Tango: Esta noche me emborracho

Genere: Tango
Anno: 1928
Musica: Enrique Santos Discepolo
Testo: Enrique Santos Discepolo

Versioni/Orchestre:

  • Azucena Maizani con accompagnamento di piano e chitarra (1928)
  • Carlos Gardel con chitarre di Barbieri e Ricardo (1928)
  • Orchestra Ricardo Tanturi canta Alberto Castillo (1942)
  • Orchestra Rodolfo Biagi canta Carlos Saavedra (1946)
  • Orchestra Juan D’Arienzo, canta Alberto Echague (1954)
  • Charlo, accompagnato dall’orchestra tipica di Salvador Ruiz De Luna (1960)

Note storiche: questo meraviglioso tango è il primo tango di successo (il secondo che scrisse) del grande letrista e compositore Enrique Santos Discepolo.
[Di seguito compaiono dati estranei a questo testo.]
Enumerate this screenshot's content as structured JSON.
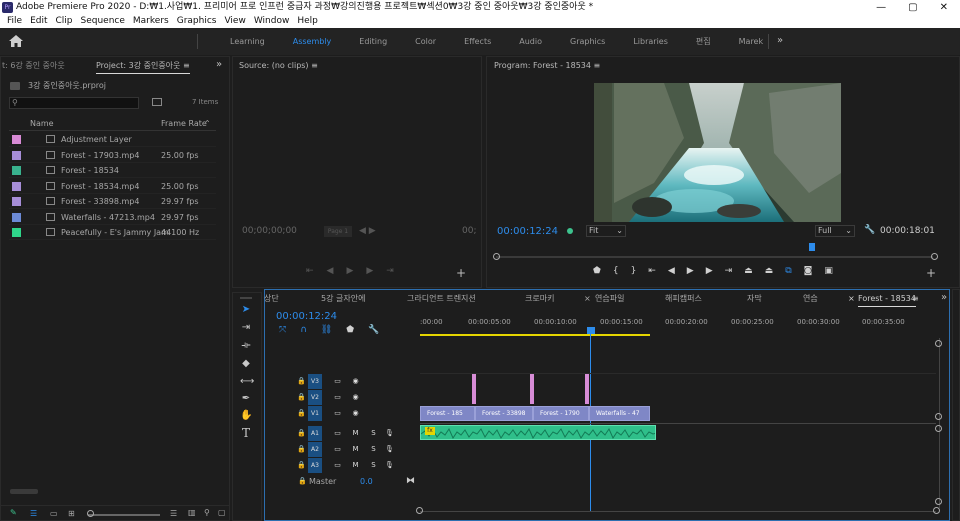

Francisco Garcia Jimenez – poeta, scrittore, giornalista e letrista di tango –  nel libro “Asì nacieron los tangos” (collezione di articoli che egli scrisse sul quotidiano “El Dìa” dal 1963), racconta che in una notte fonda del 1927 Discepolo (che era un inguaribile nottambulo) incontra un suo amico nella calle Corrientes. Si abbracciano e vedono uscire da un cabaret ormai in chiusura una donna vestita da “bailarina contratada”¹.
azucena“E’ Laura?” dice Enrique, e il suo amico gli risponde: “Si, Enrique, quella che fu tutto per me. Ora siamo due estranei”. Andarono a bere qualcosa in un cafetin dove il suo amico gli racconta la sua triste storia… e subito nascono nella mente di Discepolo le prime rime di questo tango, insieme alla sua melodia.
Sempre F.G. Jimenez racconta che Discepolo una sera del 1928 (dovrebbe essere il 22 Marzo secondo J. Gobello) si avvicinò ad Azucena Maizani (nota cantante di Tango che fu anche compositrice e attrice) che stava entrando al teatro Maipo per cantare e le mostrò lo spartito del suo tango “Esta noche me emborracho”. Jimenez racconta che quella stessa notte, al termine della performance prevista, Azucena chiama Enrique sul palco perché intendeva interpretare il suo nuovo tango. Così Enrique si avvicinò, passò lo spartito al pianista dell’orchestra ed iniziarono a suonarlo. Azucena iniziò a cantare tra le ovazioni del pubblico… e così iniziò l’ascesa del grande Enrique Discepolo nel mondo del Tango.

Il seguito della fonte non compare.